りんくうタウン駅から関空へ至る連絡橋の復旧に2週間を要した

昨年の台風被害の教訓生きる

関空連絡橋は新関西国際空港株式会社(以下、新関空会社)が所有し、南海と線路を共用するJR西日本が線路部分の設備管理を行っている。南海は施設復旧を自分たちで行える立場でなく、新関空会社による復旧を待たざるをえなかった。しかし観光や産業面でのダメージを危惧した国が率先して復旧に尽力。これまでの100km/hからタンカーが衝突した箇所では35km/h以下の徐行となったが、台風から2週間後の18日に再開にこぎつけた。その間も新関空会社は輸送面で協力。7日は泉佐野駅・JR日根野駅まで、8日からはりんくうタウン駅まで新関空会社が関西空港とのバスを出すことで対応した。倒木のひどかった高野線の全線復旧は20日となった。

南海本線沿線にはブルーシートをかけた家屋が目立つ

岡本氏は台風21号への対応について、「2017年の台風21号の被災経験が生きた」と振り返る。2017年の台風21号では樽井駅~尾崎駅間にある男里川の橋梁の橋脚が傾き、線路がゆがむ被害があった。自然災害による被害経験が、事前の準備やすみやかな復旧など今回の対応に生かされたという。
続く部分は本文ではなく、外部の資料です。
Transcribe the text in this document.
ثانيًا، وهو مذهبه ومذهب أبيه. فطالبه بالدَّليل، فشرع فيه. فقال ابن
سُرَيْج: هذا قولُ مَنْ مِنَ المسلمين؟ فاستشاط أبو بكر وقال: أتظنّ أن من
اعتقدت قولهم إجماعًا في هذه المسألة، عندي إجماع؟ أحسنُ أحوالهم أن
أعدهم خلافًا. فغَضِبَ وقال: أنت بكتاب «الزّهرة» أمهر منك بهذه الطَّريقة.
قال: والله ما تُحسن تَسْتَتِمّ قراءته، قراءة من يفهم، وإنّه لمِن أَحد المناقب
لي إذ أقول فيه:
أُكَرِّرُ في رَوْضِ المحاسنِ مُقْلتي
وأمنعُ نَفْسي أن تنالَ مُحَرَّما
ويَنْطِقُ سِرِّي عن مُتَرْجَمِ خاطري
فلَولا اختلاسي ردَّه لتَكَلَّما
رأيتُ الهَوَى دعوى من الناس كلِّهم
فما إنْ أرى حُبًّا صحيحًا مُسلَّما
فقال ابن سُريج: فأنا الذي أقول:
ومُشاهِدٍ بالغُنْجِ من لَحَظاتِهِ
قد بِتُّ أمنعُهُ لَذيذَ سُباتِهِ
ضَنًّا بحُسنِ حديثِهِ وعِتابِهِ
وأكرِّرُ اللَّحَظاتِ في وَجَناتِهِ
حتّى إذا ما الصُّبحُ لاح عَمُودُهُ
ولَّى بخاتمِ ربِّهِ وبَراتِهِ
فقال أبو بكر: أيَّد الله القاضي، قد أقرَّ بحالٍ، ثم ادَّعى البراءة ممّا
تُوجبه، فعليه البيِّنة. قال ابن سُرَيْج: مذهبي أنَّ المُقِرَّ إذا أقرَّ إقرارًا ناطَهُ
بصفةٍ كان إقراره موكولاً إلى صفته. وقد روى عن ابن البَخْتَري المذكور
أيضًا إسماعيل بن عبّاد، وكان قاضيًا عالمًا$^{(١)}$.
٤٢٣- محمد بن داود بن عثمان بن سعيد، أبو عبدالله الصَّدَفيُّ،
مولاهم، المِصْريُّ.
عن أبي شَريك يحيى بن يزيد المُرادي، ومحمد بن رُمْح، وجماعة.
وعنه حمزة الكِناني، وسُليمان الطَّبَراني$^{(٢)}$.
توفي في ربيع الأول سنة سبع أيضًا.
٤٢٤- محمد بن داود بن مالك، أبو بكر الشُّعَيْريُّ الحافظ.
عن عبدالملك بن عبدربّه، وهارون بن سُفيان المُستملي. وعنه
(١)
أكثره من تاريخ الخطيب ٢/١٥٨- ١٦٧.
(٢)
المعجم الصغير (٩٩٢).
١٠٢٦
台風24号が近畿地方に接近した9月30日にも南海は再び計画運休を実施。この際は21号の反省もあり、なんば駅を中心に外国人向けも含め運休の告知を強化。滑走路の閉鎖情報も合わせて知らせ、関西空港に向かわないように呼びかけた。翌日始発の再開もスムーズに行えたという。南海では今年の台風被害からさらに安全対策を進めていく。